When I was in college I studied labor history. We studied the development of unionism as an agency for change and protection in the workplace and then as a strong political force in both local and national politics. As unions developed in the various sectors of society certain fundamental concepts of unionism developed.
It is axiomatic that unions represent the best interests of their membership. When they don't they no longer have the legitimacy to be exclusive bargaining representatives. One of the concepts that has developed to protect all union members is seniority.
Seniority, simply put, provides special benefit to union members who have been members the longest. It provides a mechanism to protect members by ensuring that employer decisions are made in a fair, non-discriminatory way and without regard to union activity.
So important is seniority in organized labor that union officials are often given "super-seniority" to protect the union and the unit from arbitrary and discriminatory action by the employer.
Seniority works in a variety a ways. The most important is layoff seniority. Here, employees are laid-off in a way which prevents an employer from discriminating against individual workers. The UFT has not had a teacher layoff since my college days but there have been layoffs for paras and other titles much more recently.
In 2003, in a feeble effort to destroy the para title, the DOE decided to layoff large numbers of paras when the UFT allowed a no layoff provision to sunset. I can remember a meeting of almost 30 paras in the Rikers chapel in which the principal explained that there was nothing he could do but hope that the DOE would reverse its decision. Speaking on behalf of the UFT as the Chapter Leader I advised all the paras in my Chapter that the "no lay-off provision" was no longer in effect. I assured them that the layoff would be by seniority order and that any rehiring would also be done that way.
I had some difficulty getting a district-wide para seniority list but eventually obtained one. I made sure all of the layoffs were done properly and that paras were listed correctly.
To my surprise, when we returned at the start of the next school year, all of the paras were back to work in my school. The principal told me proudly that he had worked out a deal that allowed their return even though paras with higher seniority in other schools were not called back.
I was in an awful bind. How could I fight against the principal's deal when my Chapter clearly benefited from this discrimination? How could the Union approve the clear violation of seniority rules?
I did not have to live with the dilemma for long as within a couple of weeks the DOE reconsidered and hired back all of the laid off paras. I found out later there was no "deal." Rather the Union had decided not to do anything about it at that time. They were just happy that some of the paras were called back and were not willing to risk political capital on asserting a seniority right.

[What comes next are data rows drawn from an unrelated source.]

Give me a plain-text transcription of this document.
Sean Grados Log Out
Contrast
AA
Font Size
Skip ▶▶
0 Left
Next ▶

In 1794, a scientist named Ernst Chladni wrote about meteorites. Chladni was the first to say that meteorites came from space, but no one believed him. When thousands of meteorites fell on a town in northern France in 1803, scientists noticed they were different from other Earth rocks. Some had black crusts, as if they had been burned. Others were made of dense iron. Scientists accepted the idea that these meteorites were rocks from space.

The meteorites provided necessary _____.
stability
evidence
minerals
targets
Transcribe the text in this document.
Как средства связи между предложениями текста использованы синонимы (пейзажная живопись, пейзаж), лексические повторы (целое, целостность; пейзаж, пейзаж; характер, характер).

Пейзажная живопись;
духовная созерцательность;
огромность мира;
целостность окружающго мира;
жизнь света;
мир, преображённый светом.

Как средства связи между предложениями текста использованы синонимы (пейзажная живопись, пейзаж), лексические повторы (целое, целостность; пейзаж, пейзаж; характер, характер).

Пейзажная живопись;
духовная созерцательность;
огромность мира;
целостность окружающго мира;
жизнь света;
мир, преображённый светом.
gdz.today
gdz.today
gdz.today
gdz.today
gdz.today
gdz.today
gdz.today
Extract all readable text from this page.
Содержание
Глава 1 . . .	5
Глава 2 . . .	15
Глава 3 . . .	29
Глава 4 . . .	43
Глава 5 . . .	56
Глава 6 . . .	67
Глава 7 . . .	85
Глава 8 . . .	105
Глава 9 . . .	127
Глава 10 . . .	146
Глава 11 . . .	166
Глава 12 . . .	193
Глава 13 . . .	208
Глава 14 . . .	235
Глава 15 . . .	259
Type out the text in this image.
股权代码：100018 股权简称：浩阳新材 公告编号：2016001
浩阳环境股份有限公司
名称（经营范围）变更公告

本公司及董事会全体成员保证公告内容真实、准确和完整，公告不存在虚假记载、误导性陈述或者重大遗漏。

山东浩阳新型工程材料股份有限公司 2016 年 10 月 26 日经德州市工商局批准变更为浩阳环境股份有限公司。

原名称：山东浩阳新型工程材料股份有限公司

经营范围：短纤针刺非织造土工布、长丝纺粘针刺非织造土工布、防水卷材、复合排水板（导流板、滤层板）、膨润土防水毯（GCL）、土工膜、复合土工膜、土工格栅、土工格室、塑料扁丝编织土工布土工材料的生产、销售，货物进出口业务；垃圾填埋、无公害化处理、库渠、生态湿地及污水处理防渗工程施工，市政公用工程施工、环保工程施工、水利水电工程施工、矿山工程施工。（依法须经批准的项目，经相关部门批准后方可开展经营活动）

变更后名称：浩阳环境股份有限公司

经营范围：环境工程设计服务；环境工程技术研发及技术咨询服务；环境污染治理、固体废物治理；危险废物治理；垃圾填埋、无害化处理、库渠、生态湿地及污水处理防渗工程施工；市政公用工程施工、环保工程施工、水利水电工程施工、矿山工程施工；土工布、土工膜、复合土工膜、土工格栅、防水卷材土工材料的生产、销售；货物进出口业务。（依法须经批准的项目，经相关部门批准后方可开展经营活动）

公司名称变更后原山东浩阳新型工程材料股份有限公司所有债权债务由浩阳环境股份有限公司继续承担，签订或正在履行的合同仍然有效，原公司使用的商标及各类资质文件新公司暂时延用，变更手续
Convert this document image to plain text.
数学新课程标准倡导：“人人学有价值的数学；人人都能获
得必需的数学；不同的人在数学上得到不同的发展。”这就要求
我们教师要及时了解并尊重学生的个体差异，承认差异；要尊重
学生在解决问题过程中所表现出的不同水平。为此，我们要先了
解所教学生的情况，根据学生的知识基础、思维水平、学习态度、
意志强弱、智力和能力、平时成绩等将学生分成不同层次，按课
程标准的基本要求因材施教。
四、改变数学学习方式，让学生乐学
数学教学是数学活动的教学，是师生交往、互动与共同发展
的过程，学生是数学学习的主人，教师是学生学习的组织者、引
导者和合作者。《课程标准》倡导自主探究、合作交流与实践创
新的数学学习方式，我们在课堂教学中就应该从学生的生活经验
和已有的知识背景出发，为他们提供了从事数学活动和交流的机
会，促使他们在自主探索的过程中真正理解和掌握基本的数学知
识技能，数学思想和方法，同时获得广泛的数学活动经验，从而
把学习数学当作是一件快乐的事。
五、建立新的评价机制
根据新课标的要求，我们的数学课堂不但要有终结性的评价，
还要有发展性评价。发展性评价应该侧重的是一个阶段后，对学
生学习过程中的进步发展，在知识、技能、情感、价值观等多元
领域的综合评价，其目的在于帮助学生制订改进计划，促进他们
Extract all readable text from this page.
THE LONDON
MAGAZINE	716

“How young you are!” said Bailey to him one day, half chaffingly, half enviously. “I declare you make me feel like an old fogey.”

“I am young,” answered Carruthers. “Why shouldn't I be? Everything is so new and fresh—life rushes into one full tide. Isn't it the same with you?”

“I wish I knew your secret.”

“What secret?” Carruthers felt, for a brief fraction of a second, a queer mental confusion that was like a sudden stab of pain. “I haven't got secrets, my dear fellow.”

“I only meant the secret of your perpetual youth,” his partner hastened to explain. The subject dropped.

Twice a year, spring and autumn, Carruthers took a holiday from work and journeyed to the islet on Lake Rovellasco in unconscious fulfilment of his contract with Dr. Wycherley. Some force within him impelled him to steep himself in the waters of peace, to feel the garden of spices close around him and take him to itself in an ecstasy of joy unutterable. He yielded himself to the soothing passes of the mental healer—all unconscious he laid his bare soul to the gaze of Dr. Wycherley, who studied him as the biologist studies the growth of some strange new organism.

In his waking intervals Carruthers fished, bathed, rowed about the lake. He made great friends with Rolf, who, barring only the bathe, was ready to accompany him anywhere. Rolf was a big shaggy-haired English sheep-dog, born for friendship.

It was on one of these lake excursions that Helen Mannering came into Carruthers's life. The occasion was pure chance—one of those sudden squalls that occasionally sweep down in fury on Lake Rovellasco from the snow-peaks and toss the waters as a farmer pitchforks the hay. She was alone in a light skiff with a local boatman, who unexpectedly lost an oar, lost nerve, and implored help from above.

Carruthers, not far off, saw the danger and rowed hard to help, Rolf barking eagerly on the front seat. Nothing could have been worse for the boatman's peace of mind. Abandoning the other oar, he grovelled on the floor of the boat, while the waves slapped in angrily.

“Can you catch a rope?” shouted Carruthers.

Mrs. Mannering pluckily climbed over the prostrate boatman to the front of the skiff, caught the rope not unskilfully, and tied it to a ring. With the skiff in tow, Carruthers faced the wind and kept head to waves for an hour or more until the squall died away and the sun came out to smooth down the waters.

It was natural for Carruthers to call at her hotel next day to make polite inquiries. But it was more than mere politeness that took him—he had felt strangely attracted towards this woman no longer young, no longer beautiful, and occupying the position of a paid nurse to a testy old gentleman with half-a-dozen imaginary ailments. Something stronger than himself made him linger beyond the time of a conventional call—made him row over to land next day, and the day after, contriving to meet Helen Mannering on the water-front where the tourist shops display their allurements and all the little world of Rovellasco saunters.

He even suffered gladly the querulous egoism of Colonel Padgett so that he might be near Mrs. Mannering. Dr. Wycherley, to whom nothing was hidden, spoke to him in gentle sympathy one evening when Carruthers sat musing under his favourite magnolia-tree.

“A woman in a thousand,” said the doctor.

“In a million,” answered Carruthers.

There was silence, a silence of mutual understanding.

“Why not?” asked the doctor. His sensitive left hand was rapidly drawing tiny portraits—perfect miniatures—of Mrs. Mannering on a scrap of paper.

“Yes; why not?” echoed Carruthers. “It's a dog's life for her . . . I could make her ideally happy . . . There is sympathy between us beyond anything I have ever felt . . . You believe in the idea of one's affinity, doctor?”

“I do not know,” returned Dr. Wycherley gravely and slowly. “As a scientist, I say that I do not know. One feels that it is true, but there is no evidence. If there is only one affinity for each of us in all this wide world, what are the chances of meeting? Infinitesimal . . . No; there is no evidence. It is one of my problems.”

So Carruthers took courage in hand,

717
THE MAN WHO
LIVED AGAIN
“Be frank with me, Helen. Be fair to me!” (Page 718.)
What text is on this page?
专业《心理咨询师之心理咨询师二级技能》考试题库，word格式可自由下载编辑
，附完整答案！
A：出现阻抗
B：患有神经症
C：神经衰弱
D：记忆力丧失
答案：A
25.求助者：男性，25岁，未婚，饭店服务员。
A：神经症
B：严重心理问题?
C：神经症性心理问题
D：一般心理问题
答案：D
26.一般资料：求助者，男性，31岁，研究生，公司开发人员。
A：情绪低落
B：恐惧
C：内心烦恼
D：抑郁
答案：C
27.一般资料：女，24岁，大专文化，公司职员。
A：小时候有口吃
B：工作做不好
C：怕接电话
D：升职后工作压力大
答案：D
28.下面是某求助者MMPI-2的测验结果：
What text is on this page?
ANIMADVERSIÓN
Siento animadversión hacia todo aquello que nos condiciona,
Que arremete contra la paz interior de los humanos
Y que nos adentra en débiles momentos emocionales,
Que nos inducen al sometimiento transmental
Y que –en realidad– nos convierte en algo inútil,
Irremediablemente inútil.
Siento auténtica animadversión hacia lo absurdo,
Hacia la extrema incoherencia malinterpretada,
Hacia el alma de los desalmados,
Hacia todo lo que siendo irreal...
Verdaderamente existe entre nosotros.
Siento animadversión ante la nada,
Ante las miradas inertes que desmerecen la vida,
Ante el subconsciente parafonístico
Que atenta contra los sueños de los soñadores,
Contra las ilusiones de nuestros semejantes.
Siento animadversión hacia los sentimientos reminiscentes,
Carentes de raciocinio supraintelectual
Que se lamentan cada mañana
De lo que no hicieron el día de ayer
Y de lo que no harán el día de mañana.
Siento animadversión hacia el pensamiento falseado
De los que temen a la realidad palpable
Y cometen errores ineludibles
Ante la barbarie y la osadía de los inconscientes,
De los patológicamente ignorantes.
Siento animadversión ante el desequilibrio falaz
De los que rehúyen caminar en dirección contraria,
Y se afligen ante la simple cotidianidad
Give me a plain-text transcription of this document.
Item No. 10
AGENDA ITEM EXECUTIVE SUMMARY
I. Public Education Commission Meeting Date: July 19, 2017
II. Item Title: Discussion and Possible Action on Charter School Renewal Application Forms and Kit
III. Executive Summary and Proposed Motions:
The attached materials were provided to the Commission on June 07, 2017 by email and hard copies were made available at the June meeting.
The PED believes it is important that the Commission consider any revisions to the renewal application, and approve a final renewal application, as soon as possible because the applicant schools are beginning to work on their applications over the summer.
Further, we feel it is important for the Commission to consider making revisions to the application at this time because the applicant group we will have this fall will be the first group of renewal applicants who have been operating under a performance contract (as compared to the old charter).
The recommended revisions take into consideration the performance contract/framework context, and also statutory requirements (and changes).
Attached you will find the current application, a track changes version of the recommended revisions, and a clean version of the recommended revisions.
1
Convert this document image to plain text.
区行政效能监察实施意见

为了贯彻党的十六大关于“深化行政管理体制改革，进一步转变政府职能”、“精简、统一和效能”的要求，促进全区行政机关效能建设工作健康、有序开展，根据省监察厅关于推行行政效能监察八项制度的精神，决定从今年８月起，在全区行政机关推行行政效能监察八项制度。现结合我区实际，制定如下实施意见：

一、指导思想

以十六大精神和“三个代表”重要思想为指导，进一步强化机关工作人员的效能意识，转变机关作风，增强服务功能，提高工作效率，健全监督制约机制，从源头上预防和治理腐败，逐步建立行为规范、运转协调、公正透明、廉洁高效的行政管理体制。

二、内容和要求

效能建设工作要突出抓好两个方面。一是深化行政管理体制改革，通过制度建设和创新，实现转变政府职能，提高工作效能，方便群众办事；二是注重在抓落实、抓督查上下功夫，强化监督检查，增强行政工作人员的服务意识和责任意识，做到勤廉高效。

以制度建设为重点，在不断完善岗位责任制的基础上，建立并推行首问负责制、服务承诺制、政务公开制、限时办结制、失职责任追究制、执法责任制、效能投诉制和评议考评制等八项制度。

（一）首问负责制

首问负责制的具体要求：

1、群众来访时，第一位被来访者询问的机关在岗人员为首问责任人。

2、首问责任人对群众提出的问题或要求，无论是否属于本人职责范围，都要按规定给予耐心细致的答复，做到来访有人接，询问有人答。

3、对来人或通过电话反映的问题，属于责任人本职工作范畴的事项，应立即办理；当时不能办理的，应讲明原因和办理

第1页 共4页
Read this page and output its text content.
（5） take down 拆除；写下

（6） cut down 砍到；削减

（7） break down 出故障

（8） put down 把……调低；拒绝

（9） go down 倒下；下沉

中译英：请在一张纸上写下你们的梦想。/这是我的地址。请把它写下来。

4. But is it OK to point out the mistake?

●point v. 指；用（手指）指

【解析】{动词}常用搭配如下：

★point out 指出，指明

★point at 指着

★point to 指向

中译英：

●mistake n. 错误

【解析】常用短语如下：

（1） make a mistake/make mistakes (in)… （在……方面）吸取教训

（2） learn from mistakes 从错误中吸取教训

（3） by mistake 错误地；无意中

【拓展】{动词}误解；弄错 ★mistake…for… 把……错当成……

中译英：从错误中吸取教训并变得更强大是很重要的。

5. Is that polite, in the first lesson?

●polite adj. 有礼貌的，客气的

In hindsight it is now abundantly clear that the UFT has no concern for seniority because it has stopped acting like a Union for some time.
While layoffs, in this economy, seem unlikely (at least for teachers) seniority also plays an important part in most organized sectors in work assignment. The UFT, since its inception, jealously guarded seniority in work assignments including mounting a strike to protect it.
The seniority transfer system became an institutional mechanism to protect this right and while never perfectly implemented it clearly allowed some protection for senior teachers. The DOE developed ways around the seniority transfer system such as not listing all vacancies or working deals with the Union when new schools opened but on the whole the system provided a safety valve based on non-discriminatory criteria for teachers, who needed to move to another school for any reason or no reason at all.
Then along came our new contract and the eradication of seniority transfer and in its place the "open market." The "open market" couldn't fly in the face of historical and fundamental union values any more. It permits the wholesale discrimination against senior and other disliked teachers, Chapter Leaders or anyone else. No longer do teachers have a union-protected work assignment right on transfer.
At the time that the contract was ratified Randi and her union-paid supporters heralded the loss of the seniority transfer system as a great victory for the union. "No longer would less senior teachers be bumped" and "now all vacancies would be listed" were some of the arguments they made.
After a short time it became clear that not only was the "open market" a fraud but an underclass of absent teacher reservists would give the DOE what it wanted…unfettered discretion in teacher work assignments. Teachers could be moved around the system at the whim of administrators.
Whole districts reorganized, Bronx and Brooklyn High Schools closed and principals mostly fill vacancies with untenured Fellows. Where's the Union?
In a recent article published in Washington DC's CityPaper
our Union's spokesperson is quoted about the loss of the seniority transfer system, something they are contemplating in DC. The article ends, aptly:
Ron Davis, a spokesperson for the New York teachers' union, declined to say how happy his group has been with the new system but says the union has indeed moved on. "I'd have to say we have other concerns [now]," he says. "It would not be an ongoing bone of contention for the membership."